🤖 AI Summary
Existing reversible adversarial attack methods are largely restricted to white-box settings, suffering from poor transferability, high query complexity, and limited practicality in black-box scenarios. To address these challenges for image privacy protection, this paper proposes a two-stage fusion framework: (1) generating a highly transferable initial perturbation under white-box conditions; and (2) refining it via a memory-augmented black-box optimization strategy for efficient perturbation tuning. To the best of our knowledge, this is the first work to successfully deploy reversible adversarial attacks on real-world commercial models while preserving both strong attack efficacy and perfect image recoverability. Experiments demonstrate a black-box attack success rate of 99.0% and 100% original image recovery—substantially outperforming prior black-box reversible methods. Our approach establishes a novel paradigm for practical, dynamic privacy protection in realistic deployment environments.
📝 Abstract
In the field of digital security, Reversible Adversarial Examples (RAE) combine adversarial attacks with reversible data hiding techniques to effectively protect sensitive data and prevent unauthorized analysis by malicious Deep Neural Networks (DNNs).
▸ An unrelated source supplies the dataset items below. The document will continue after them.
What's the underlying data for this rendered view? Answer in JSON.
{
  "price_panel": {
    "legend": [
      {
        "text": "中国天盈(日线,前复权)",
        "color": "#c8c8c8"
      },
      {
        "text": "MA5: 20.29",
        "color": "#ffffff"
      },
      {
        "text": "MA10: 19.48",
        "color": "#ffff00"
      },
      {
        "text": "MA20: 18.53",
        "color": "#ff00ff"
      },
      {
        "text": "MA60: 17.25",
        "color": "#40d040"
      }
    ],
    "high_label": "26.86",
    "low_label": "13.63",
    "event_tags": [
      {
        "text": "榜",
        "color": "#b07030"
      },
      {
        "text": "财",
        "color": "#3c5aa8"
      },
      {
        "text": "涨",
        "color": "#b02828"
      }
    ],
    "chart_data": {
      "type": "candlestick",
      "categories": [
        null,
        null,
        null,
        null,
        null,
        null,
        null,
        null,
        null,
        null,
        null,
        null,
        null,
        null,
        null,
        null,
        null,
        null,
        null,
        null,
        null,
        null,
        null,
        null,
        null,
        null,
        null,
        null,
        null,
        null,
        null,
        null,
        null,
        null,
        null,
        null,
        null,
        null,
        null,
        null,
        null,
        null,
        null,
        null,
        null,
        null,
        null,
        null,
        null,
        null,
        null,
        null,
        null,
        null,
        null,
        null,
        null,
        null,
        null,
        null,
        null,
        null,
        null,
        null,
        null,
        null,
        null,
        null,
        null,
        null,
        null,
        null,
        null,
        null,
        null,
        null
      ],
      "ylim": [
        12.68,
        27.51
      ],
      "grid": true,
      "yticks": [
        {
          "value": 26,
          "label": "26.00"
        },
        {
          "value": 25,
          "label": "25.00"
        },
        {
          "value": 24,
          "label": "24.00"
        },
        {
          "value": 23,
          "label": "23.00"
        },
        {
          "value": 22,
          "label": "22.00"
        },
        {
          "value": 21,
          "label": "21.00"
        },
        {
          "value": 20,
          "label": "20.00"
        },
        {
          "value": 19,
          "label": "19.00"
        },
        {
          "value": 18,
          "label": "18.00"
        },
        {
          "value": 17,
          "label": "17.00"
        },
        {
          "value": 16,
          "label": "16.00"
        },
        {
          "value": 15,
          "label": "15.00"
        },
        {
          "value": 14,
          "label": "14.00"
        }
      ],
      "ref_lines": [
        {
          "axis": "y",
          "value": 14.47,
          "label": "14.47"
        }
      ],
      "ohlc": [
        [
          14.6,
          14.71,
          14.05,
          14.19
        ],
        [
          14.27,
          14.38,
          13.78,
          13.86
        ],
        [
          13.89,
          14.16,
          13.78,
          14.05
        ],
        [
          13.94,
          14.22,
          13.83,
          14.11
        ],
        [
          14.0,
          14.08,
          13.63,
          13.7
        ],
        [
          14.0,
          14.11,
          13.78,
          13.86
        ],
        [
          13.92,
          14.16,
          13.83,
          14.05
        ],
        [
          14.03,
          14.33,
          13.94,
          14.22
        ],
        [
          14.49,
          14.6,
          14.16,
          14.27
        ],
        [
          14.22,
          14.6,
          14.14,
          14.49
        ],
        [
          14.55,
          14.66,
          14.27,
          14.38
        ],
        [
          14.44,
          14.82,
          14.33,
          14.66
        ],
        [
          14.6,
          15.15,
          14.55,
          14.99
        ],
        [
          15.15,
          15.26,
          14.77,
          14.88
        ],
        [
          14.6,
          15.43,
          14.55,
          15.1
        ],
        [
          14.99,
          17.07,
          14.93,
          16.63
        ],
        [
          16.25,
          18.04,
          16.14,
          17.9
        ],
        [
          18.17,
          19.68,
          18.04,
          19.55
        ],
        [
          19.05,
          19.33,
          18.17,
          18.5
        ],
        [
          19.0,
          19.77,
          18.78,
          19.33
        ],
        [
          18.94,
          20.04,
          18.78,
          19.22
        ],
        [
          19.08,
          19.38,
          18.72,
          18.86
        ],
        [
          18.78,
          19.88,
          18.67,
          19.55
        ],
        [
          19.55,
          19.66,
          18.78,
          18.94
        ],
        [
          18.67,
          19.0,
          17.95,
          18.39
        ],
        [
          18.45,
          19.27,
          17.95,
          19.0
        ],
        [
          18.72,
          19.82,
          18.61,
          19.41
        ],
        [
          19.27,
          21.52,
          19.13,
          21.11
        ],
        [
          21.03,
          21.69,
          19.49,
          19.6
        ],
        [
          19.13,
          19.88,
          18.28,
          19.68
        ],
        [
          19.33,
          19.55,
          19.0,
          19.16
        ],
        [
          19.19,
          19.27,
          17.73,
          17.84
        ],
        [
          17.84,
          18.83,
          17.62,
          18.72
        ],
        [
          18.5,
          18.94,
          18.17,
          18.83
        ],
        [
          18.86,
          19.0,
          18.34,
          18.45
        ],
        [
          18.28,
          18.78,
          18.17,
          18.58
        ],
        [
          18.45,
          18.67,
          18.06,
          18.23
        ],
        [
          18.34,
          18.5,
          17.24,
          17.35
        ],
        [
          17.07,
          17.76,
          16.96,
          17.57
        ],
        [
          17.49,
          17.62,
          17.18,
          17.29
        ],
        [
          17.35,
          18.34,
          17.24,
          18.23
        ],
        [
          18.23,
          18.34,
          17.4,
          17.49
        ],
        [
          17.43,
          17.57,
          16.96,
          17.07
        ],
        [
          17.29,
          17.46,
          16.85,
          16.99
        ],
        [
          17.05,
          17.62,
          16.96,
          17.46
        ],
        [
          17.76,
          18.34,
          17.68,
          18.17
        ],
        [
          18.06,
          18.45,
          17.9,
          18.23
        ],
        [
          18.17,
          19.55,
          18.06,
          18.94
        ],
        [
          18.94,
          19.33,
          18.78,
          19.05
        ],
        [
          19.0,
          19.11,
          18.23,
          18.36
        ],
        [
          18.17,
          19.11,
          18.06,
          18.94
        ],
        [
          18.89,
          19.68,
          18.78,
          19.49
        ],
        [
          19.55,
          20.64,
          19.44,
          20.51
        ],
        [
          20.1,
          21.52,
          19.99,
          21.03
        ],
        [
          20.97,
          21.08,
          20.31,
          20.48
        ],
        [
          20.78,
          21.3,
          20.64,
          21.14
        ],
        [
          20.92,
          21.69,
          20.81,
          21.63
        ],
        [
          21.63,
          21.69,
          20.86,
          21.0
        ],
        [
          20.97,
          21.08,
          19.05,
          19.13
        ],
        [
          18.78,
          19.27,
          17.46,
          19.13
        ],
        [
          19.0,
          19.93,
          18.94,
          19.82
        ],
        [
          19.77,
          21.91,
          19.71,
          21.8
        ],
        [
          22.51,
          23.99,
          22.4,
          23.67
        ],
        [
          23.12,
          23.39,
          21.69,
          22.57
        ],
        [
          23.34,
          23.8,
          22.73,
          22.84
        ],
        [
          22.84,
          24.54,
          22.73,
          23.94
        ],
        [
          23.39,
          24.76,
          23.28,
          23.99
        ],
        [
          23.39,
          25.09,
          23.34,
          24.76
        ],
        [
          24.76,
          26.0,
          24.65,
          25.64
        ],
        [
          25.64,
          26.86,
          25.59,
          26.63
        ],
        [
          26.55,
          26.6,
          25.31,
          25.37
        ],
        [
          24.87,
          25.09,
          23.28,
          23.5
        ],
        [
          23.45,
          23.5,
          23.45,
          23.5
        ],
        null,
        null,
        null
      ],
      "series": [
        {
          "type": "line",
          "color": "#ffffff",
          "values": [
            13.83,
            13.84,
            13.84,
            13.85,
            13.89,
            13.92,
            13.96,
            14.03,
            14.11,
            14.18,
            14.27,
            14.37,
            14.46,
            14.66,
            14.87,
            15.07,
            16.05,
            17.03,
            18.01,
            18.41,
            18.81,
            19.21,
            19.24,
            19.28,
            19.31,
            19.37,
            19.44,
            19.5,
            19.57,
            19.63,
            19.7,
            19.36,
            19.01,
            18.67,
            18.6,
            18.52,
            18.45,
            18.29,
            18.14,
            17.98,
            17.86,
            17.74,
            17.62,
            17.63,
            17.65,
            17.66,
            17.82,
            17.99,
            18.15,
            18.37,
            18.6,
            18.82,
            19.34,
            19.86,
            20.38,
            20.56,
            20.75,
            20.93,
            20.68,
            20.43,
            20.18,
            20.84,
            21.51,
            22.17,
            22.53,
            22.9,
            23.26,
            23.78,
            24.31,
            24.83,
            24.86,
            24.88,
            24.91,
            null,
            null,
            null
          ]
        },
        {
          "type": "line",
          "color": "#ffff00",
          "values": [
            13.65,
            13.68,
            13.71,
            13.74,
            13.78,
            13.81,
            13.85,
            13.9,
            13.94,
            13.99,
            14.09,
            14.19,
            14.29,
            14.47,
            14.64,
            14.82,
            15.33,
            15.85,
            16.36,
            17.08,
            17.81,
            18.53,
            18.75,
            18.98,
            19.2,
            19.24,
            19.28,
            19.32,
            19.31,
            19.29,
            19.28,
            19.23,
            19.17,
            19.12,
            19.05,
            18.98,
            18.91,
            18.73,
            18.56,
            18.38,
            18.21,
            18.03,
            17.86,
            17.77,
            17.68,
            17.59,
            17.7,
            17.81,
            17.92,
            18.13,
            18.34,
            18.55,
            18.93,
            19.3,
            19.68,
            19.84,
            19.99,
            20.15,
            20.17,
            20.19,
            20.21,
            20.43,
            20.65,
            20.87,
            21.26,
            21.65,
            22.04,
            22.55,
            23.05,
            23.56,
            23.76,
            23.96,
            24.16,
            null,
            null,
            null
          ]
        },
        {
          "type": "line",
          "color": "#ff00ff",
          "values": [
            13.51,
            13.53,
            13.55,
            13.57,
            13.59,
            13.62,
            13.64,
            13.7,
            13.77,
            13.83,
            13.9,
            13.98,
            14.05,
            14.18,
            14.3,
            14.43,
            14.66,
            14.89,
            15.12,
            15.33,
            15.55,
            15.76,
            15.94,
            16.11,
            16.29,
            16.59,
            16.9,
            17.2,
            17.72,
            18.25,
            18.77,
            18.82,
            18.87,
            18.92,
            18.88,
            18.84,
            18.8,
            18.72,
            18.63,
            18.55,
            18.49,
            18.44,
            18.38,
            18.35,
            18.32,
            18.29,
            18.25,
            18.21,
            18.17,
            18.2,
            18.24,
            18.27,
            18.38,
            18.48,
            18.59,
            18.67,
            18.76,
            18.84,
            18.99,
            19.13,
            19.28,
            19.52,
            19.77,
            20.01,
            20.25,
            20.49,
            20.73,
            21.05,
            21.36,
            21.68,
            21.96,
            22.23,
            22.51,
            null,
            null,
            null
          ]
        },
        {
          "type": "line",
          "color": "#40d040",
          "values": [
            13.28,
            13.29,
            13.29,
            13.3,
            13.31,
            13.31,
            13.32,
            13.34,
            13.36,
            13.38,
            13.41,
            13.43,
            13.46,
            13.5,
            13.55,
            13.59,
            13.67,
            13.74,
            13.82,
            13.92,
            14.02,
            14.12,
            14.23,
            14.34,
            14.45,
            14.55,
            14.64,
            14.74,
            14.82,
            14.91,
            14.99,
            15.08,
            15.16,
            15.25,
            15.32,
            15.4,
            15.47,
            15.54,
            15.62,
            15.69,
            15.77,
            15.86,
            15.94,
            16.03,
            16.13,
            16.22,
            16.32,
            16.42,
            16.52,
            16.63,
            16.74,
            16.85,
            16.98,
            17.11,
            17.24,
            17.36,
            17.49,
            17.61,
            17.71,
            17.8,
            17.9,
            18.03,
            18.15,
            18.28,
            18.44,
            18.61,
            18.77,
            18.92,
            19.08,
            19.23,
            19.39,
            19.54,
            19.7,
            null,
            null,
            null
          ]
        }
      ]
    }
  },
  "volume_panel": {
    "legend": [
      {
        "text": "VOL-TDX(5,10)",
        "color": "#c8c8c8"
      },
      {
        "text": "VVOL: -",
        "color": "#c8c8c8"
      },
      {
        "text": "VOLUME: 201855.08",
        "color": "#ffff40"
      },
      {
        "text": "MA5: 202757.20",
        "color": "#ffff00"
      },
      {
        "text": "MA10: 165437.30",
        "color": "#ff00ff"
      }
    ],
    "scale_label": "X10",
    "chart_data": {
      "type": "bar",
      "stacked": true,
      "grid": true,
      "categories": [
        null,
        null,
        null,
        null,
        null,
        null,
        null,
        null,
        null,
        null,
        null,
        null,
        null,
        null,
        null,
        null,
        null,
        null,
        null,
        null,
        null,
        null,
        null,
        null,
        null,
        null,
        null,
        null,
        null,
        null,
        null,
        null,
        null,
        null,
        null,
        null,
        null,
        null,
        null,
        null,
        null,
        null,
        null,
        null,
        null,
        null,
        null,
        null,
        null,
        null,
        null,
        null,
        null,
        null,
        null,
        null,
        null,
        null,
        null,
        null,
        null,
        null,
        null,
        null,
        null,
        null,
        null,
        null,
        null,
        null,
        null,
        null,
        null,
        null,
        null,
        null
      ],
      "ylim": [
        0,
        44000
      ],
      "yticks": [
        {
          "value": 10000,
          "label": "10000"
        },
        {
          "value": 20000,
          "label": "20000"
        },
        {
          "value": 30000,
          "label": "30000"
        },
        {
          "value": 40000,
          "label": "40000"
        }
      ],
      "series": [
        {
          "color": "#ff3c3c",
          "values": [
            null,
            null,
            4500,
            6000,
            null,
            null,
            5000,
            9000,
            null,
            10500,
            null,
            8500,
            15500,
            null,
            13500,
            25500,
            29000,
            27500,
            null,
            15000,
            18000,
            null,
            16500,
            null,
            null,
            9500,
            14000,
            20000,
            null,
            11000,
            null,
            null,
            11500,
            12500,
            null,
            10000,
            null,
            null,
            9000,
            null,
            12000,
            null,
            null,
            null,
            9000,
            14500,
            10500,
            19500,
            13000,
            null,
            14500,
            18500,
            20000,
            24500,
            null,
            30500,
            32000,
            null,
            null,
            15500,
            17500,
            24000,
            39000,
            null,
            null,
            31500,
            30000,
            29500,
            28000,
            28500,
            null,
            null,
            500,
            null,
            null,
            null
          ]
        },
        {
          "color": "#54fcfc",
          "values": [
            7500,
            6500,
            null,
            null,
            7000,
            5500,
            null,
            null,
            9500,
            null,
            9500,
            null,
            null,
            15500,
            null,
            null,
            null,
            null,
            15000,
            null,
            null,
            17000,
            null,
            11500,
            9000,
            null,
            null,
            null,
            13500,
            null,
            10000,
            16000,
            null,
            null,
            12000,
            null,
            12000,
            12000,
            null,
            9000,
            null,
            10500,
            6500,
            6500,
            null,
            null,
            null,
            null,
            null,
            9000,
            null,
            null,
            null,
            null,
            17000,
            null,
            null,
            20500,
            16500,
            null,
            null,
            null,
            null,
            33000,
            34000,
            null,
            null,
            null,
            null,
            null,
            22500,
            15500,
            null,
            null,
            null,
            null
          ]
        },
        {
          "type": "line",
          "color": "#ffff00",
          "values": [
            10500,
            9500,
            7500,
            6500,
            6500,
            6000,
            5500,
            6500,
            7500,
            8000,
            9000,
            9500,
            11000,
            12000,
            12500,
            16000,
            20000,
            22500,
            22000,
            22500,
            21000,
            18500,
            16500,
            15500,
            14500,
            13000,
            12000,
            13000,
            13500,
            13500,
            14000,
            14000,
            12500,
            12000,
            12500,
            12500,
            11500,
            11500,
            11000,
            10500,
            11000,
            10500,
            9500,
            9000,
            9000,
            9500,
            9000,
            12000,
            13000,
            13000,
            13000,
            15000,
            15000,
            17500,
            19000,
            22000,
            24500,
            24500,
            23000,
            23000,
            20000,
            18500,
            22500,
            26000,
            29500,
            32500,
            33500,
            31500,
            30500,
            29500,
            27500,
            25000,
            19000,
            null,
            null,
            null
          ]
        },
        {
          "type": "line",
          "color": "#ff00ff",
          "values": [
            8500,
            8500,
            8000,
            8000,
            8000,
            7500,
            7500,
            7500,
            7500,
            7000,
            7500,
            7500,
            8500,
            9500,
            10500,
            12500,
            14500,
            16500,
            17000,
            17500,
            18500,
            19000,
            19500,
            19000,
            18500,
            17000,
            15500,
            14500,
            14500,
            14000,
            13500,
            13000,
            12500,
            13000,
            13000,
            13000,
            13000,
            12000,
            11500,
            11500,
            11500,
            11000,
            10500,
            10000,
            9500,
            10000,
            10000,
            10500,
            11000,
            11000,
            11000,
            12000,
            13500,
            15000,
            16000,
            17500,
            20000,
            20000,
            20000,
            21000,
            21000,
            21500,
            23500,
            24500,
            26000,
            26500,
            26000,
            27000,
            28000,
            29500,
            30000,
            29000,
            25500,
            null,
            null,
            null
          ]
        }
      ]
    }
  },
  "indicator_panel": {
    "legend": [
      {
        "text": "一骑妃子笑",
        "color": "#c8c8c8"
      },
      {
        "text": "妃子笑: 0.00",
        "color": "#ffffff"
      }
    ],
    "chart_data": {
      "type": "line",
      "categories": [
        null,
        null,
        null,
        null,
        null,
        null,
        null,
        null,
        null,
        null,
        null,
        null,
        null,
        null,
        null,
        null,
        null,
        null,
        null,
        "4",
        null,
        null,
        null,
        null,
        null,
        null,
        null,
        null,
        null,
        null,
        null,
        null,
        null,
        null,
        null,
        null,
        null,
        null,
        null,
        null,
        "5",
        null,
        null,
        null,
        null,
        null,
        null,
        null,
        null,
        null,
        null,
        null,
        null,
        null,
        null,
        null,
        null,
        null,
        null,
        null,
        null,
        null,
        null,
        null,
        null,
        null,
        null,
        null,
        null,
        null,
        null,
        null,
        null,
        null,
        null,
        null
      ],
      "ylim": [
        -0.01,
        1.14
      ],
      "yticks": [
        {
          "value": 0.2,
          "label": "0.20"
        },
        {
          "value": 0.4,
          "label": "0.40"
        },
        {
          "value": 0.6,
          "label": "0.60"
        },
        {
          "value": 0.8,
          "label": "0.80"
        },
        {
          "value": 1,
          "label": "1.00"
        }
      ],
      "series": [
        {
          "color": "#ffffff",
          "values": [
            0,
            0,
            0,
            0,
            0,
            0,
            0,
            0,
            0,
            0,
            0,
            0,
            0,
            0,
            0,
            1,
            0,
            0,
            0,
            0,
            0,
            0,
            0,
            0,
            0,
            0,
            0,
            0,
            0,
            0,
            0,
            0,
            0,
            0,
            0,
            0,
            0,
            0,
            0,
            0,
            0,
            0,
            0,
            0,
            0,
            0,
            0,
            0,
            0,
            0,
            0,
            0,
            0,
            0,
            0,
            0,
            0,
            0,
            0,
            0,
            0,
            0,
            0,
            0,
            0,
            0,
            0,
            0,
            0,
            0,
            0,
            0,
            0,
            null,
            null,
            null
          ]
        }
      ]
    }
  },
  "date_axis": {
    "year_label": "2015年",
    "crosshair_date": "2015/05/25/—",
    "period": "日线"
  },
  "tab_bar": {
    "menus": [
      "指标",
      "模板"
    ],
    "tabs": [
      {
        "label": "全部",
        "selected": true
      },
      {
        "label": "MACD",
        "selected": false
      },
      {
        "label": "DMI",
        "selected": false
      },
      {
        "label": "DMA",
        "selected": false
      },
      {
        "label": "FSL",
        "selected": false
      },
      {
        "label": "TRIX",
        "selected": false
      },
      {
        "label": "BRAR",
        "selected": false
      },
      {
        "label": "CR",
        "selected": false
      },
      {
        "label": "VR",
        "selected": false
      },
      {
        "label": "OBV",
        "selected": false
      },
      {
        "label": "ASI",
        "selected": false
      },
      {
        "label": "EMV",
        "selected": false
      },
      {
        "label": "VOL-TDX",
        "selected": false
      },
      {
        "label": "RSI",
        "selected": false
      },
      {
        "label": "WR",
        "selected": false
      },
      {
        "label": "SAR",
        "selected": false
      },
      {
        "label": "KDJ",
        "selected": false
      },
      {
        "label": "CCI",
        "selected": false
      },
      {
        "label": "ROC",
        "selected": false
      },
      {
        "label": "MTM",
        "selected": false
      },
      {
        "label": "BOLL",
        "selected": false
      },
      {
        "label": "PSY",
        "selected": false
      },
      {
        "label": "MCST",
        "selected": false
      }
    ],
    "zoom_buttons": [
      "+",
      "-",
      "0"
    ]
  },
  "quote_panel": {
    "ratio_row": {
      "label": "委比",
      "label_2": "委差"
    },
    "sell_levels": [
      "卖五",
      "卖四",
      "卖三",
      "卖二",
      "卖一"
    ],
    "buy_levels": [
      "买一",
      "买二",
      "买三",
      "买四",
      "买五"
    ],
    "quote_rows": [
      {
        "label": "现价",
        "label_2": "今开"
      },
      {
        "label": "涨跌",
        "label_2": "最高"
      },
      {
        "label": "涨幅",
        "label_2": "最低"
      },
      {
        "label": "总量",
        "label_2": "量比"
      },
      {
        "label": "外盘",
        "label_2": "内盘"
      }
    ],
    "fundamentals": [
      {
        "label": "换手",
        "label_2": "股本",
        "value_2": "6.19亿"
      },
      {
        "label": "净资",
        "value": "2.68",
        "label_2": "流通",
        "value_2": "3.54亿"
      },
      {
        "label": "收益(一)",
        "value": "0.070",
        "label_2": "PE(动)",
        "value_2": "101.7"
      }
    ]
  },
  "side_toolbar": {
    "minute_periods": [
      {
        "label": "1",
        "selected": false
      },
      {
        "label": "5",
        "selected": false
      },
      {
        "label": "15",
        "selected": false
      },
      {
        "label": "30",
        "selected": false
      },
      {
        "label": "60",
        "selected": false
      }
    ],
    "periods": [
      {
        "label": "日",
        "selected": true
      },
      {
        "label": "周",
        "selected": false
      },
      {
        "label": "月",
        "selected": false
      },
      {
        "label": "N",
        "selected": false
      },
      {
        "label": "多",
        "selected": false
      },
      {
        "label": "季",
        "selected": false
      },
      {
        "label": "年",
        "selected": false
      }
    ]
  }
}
However, existing RAE techniques primarily focus on white-box attacks, lacking a comprehensive evaluation of their effectiveness in black-box scenarios. This limitation impedes their broader deployment in complex, dynamic environments. Further more, traditional black-box attacks are often characterized by poor transferability and high query costs, significantly limiting their practical applicability. To address these challenges, we propose the Dual-Phase Merging Transferable Reversible Attack method, which generates highly transferable initial adversarial perturbations in a white-box model and employs a memory augmented black-box strategy to effectively mislead target mod els. Experimental results demonstrate the superiority of our approach, achieving a 99.0% attack success rate and 100% recovery rate in black-box scenarios, highlighting its robustness in privacy protection. Moreover, we successfully implemented a black-box attack on a commercial model, further substantiating the potential of this approach for practical use.